Ich sehe keine Ursache zu diesem Verfahren. Du hast mir Ursache dazu gegeben.
Die Ursache der Traurigkeit, besser zur Traurigkeit; indem der Genitiv nur in
der folgenden engern Bedeutung der wirkenden Ursache Statt findet. So auch;
keine Ursache des Todes wurde an Jesu funden, Luc. 23, 22; d. i. keine Ursache,
Jesum zum Tode zu verurtheilen. Das ist die Ursache davon. Überhaupt wird
Ursache mit dem Wörtchen zu verbunden, wenn der Bewegungsgrund oder dasjenige
angedeutet werden soll, warum man etwas thut oder leidet. Die Ursache, welche
ich dazu habe, oder auch, warum ich dieses thue. Die Ursache, warum er nicht
kam, war u. s. f. Ich habe es aus der Ursache gethan. Aus etwas für Ursachen
wollte er nicht kommen? Ich verschweige es, um vieler Ursachen willen. Um
dieser Ursache willen. Um der Ursache willen habe ich euch gebethen, Apost. 28,
20. Um irgend einer Ursache willen, Matth. 19, 3. Nach der Ursache fragen, die
Ursache wissen wollen. Der Tod will eine Ursache haben. Eine Ursache von dem
Zaune brechen, im gemeinen Leben, ungegründeten Anlaß zu etwas suchen und
nehmen. Das hat seine Ursachen. Es geschiehet nichts ohne Ursachen. Ohne
Ursache auf jemanden zürnen. Der Vater muß aber doch seine Ursachen haben,
Weiße. Nur im gemeinen Leben übliche Verbindungsarten sind: er ist nicht
gekommen, Ursache, weil er krank war. Ich konnte nicht kommen, Ursache dessen,
ich war krank. (2) In einigen engern Fällen. (a) Dasjenige, wodurch etwas
anders hervor gebracht wird, ein Ding, welches durch seine Wirkung etwas
Mögliches wirklich macht, vollständiger die wirkende Ursache, Causa efficiens;
mit der zweyten Endung des Hauptwortes. Die Luft ist die Ursache des Wachsthums
der Früchte, die Sonne der Wärme. Die Unmäßigkeit war die Ursache seines Todes.

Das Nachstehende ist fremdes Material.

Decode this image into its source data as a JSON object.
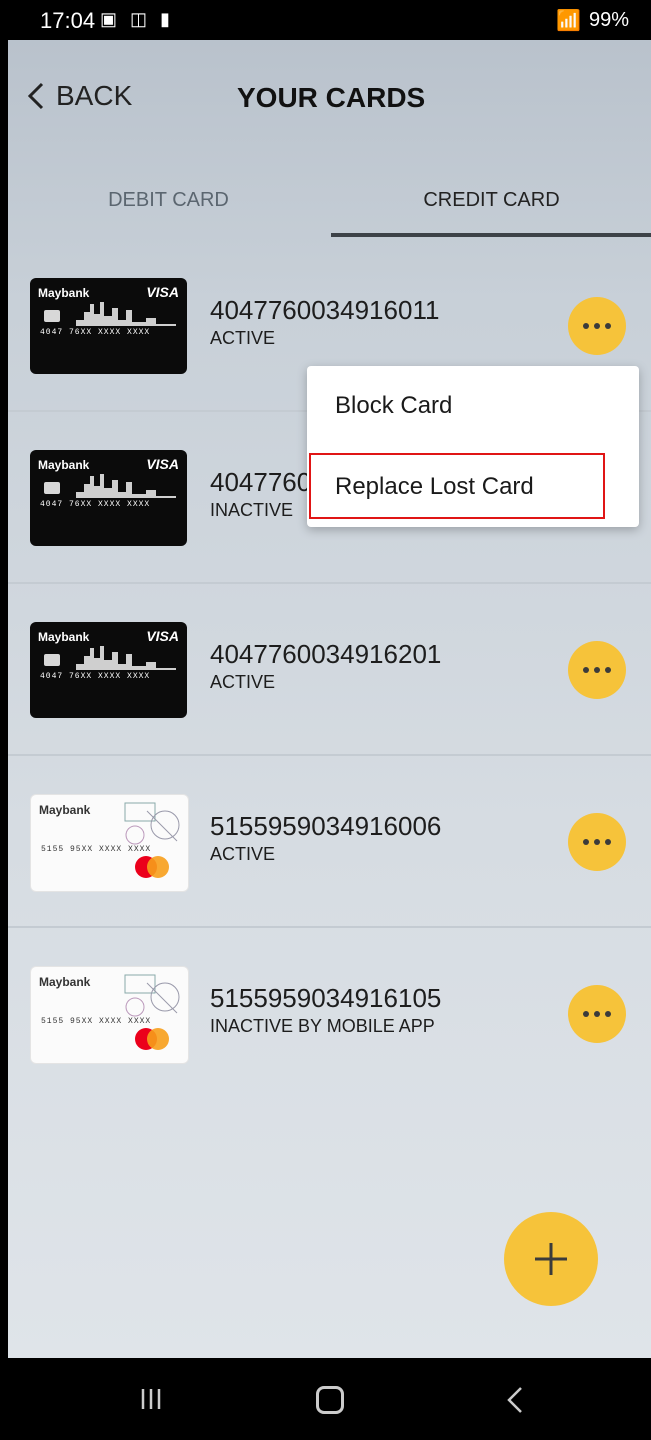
{
  "status_bar": {
    "time": "17:04",
    "battery": "99%"
  },
  "header": {
    "back_label": "BACK",
    "title": "YOUR CARDS"
  },
  "tabs": [
    {
      "label": "DEBIT CARD",
      "selected": false
    },
    {
      "label": "CREDIT CARD",
      "selected": true
    }
  ],
  "cards": [
    {
      "number": "4047760034916011",
      "status": "ACTIVE",
      "style": "visa-infinite-black",
      "card_brand": "Maybank",
      "network": "VISA",
      "masked": "4047 76XX XXXX XXXX"
    },
    {
      "number": "4047760",
      "status": "INACTIVE",
      "style": "visa-infinite-black",
      "card_brand": "Maybank",
      "network": "VISA",
      "masked": "4047 76XX XXXX XXXX"
    },
    {
      "number": "4047760034916201",
      "status": "ACTIVE",
      "style": "visa-infinite-black",
      "card_brand": "Maybank",
      "network": "VISA",
      "masked": "4047 76XX XXXX XXXX"
    },
    {
      "number": "5155959034916006",
      "status": "ACTIVE",
      "style": "mastercard-white",
      "card_brand": "Maybank",
      "network": "mastercard",
      "masked": "5155 95XX XXXX XXXX"
    },
    {
      "number": "5155959034916105",
      "status": "INACTIVE BY MOBILE APP",
      "style": "mastercard-white",
      "card_brand": "Maybank",
      "network": "mastercard",
      "masked": "5155 95XX XXXX XXXX"
    }
  ],
  "context_menu": {
    "items": [
      {
        "label": "Block Card"
      },
      {
        "label": "Replace Lost Card",
        "highlighted": true
      }
    ]
  },
  "colors": {
    "accent": "#f6c33a",
    "highlight_border": "#e01515"
  }
}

Du bist die Ursache alles meines Unglückes. Alles Bösen Ursache ist, den
schändlichen Götzen dienen, Weish. 14, 27. Christus ist eine Ursache zur ewigen
Seligkeit worden allen, die ihm gehorsam sind, Ebr. 5, 9; wo doch die
Wortfügung mit zu in dieser Bedeutung ungewöhnlich ist. Öfter gebraucht man es
mit dem Vorworte an. Du bist Ursache daran. Er ist Ursache an meinem Unglücke.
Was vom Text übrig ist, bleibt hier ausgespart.